Bialik recently blew into the wider lens of public attention when she posted her video, “‘Girl’ vs. ‘Woman’: Why Language Matters.” And while I think this is a very, very important conversation, my favorite videos of hers deal with her life on a more personal level. I enjoyed “Hurts To Be Different,” in which she describes why it is still difficult to be strange in an ever-evolving culture. I also enjoyed “Too Emotional” and “Science and Religion,” both of which I can strongly relate to, and which also made me look deeper into what beliefs and values make me, me. I would especially recommend that everyone watch “Science and Religion.” I found that much of what she said resonated with me, especially because I am not traditionally religious.

She talks about life after a divorce and how connections between generations can become much more, signified only by a shared song. Bialik is direct and musing, comforting and frank. She challenges you to question and acknowledge when things have not gone according to expectations. She shows you how to go on and recognize the blessings in your life without ignoring or burying the pain.

She is a voice that we need in today’s society — one that is strong and sure, and does not take any bullshit excuses, but empowers you to change what you can. She is quietly powerful — which might explain why I hadn’t realized all the important work she was doing until now. She doesn’t worry (too much) about adhering to expectations or judgements, and rather fills a need she sees, softly and expertly. Although I may never be a parent — a large puzzle piece of her life — I’ve found myself striving to be like her: conducting deeper philosophical conversations with myself, adjusting my attitude and inner voice, and learning as much as I can so that I may be able to make the same kind of impact on my life, as she has on society.

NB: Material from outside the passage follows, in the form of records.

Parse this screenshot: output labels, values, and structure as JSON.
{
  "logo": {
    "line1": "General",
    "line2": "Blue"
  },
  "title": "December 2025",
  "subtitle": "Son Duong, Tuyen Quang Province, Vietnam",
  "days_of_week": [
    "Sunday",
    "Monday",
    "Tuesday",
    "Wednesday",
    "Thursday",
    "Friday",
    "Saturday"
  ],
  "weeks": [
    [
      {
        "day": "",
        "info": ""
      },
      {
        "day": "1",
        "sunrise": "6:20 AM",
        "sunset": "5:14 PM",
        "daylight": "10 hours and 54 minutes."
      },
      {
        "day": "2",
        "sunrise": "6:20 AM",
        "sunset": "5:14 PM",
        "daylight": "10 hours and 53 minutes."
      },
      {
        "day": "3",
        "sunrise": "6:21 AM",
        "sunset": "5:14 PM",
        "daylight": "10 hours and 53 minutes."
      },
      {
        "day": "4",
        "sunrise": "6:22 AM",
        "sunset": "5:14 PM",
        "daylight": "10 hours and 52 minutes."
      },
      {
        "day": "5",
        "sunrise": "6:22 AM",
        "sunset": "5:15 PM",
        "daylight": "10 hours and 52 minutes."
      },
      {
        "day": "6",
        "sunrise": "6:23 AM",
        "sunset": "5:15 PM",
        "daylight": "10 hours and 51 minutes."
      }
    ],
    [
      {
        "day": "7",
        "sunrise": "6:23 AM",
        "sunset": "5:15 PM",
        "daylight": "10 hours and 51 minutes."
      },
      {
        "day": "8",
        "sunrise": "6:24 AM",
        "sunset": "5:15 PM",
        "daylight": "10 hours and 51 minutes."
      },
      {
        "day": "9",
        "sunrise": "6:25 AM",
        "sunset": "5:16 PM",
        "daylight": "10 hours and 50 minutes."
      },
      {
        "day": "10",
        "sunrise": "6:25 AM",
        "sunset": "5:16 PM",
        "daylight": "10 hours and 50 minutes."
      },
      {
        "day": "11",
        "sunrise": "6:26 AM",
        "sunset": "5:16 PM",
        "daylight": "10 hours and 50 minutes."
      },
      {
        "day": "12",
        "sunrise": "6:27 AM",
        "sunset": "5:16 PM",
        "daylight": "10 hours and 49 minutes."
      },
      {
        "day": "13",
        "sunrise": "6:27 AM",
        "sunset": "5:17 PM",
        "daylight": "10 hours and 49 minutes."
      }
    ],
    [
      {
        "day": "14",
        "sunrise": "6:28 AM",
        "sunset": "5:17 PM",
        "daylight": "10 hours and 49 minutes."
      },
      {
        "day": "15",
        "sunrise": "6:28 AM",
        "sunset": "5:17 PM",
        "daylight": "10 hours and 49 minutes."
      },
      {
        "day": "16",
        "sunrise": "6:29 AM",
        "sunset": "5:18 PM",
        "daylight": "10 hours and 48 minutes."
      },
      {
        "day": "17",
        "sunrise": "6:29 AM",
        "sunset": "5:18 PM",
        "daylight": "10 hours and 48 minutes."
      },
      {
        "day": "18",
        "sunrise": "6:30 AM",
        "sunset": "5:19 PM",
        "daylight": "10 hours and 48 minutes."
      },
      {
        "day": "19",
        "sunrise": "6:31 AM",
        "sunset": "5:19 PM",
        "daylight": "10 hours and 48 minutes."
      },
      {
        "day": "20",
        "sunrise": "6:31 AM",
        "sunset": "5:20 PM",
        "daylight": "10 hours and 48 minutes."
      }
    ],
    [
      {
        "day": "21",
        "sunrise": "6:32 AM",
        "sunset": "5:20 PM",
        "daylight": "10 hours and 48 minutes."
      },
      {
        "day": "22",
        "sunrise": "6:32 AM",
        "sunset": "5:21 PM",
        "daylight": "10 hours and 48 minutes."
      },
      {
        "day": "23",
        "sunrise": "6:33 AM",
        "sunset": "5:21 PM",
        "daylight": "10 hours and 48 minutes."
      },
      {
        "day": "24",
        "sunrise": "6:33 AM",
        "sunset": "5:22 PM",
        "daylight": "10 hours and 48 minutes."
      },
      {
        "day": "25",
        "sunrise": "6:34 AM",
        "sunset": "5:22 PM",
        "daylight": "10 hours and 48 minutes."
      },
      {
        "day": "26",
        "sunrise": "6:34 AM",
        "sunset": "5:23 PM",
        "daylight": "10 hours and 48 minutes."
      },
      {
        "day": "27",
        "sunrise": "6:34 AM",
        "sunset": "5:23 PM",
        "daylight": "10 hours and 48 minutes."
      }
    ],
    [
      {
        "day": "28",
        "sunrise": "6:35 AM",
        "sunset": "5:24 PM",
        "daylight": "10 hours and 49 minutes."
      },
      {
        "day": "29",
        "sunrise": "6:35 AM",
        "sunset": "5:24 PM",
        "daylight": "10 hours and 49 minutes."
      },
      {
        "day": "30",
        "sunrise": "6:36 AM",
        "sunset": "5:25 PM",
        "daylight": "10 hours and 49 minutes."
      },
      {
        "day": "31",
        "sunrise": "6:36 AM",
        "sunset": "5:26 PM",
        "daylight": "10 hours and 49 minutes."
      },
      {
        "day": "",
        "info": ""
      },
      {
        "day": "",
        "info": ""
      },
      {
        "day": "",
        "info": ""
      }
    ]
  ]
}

AND she’s publishing a guidebook of sorts for teenage girls titled Girling Up: How to be Strong, Smart & Spectacular. If I could go back to those years in my life, I’m sure Bialik’s advice would have made such significant changes in my growing up. I even can’t wait to read it as an adult.

I am endlessly fascinated by this strong, confident, inherently real woman. I hope one day I can be like her.

What women have inspired you lately? Why is transparency about sensitive subjects important in our society, especially from celebrities? What did you think about Bialik’s views on the relationship between science and religion? What is your favorite character Bialik has played? Let’s talk.